The most on point critiques or comments I received noted that in a few hundreds of words I wrote about being an academic in training, I never once mentioned the teaching, other than an oblique and inconsequential reference.

As TPM Reader SO’R put it …

I read your post about your experience in academia with interest. One point I found interesting, and perhaps telling, in your narrative is that you do not mention teaching/mentoring students in your decision process about whether to become a professor. I too made a career change when I left working as a congressional aide on Capitol Hill,which I thought would be my dream job, to become a high school history and government teacher. Many of my students scratch their heads as to why I would make that decision but it isn’t even close which job I think has a bigger impact on the world and which I find more enjoyable and fulfilling.

Bingo.

It is a telling omission both about my experience and the variety of academic life. I didn’t quite think of it in these terms when I went to graduate school. But I wasn’t going to graduate school to teach. I knew that was a big part of what I would do as a professor. But really I wanted to be a research historian and write history. I think I was decent at it; I enjoyed it. But I was never nearly as focused on it as my colleagues were. I was not passionate about it. That obviously weighed quite a lot on my decision-making.

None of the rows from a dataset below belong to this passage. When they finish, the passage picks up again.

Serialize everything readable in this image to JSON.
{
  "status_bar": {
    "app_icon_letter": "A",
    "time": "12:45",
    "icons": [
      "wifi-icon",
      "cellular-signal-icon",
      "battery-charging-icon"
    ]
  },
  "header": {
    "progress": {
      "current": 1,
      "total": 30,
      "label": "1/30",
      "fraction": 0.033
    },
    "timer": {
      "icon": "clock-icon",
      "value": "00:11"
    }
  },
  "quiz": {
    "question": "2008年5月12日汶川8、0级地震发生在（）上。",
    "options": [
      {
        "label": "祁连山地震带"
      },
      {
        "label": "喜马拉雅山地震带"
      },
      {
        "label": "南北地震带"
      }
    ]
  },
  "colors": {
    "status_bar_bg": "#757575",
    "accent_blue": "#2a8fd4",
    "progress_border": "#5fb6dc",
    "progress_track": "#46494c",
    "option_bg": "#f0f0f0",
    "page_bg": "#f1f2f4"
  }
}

A number of others made the very good point that the debate about the academy tends to get very caught up in a pretty small island of academic life which is housed in prestigious research universities. If you widen out your perspective to include the great mass of academics teaching at public universities and community colleges you get a dramatically different picture, one where teaching is at the center of the action.

As a self-explanation and critique, I should put out there that it was definitely that uber-Ivory Tower world I was looking to make a mark in.

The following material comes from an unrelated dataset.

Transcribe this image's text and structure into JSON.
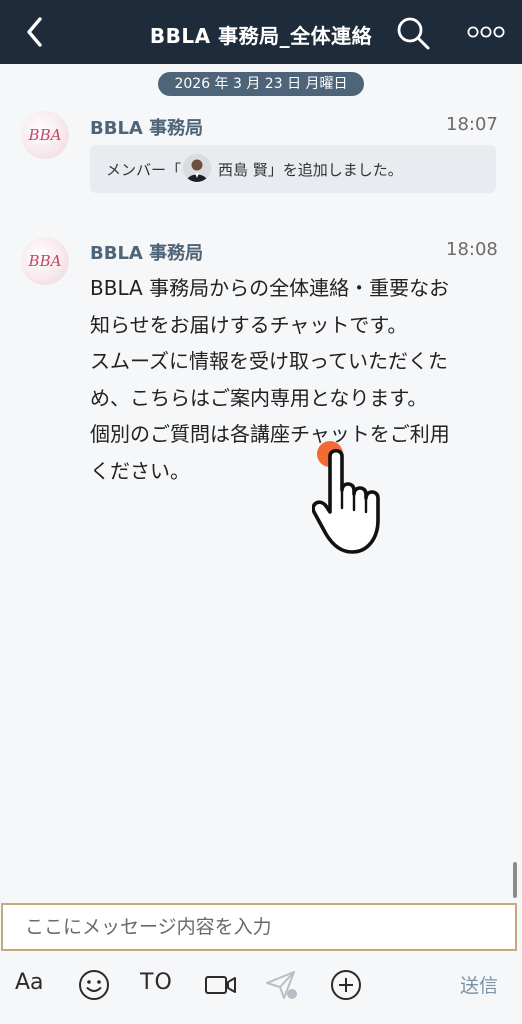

TPM Reader JS is one of these. And there’s a lot I loved about her note …

One of the things I’ve always enjoyed about your blog is your historian’s perspective – I’m one too! But I think this discussion of academics’ supposed lack of engagement with broader national debates overlooks something critical: the classroom as a public space for engagement in the national conversation. The 99% of us (yes, there are elites and drones in academia too) who pace Kristof aren’t “contributing” because we’re not writing op-eds or doing TED talks or blogging are too busy teaching. And I say this not as a complaint, but to remind your readers that we are impacting the dialogue in this country too. I teach in the CUNY system, probably the most affordable public institution left in the US. The majority of my students are immigrants, children of immigrants or other New Yorkers who are the first in their family to go to college. My students tell me all the time how their classes broaden their horizons and get them to think about their world in new ways. I myself teach modern German history: a student can’t leave my classes without confronting issues of democratization, the nature of leadership, what it means to exchange individual liberties for national security, the stakes of identity-based politics – I could go on. You mean to tell me that that is just mental masturbation with no effect on the polity?

Stereotypes of academics ensconced in ivory towers writing jargon-filled tomes no one will ever read are pretty hackneyed, and little reflect the actual world most of us who “won the lottery” and got academic jobs actually live in.

Following up on this point, it’s worth restating what I made explicit in the original piece which is that this was mainly about me. Journalism and publishing is a very different profession than academics. I decided one made sense for me and another didn’t. I think I made the right choice. I do, however, think my career has given me some insight into the relationship between the two and particularly how one might try or fail to bridge the two.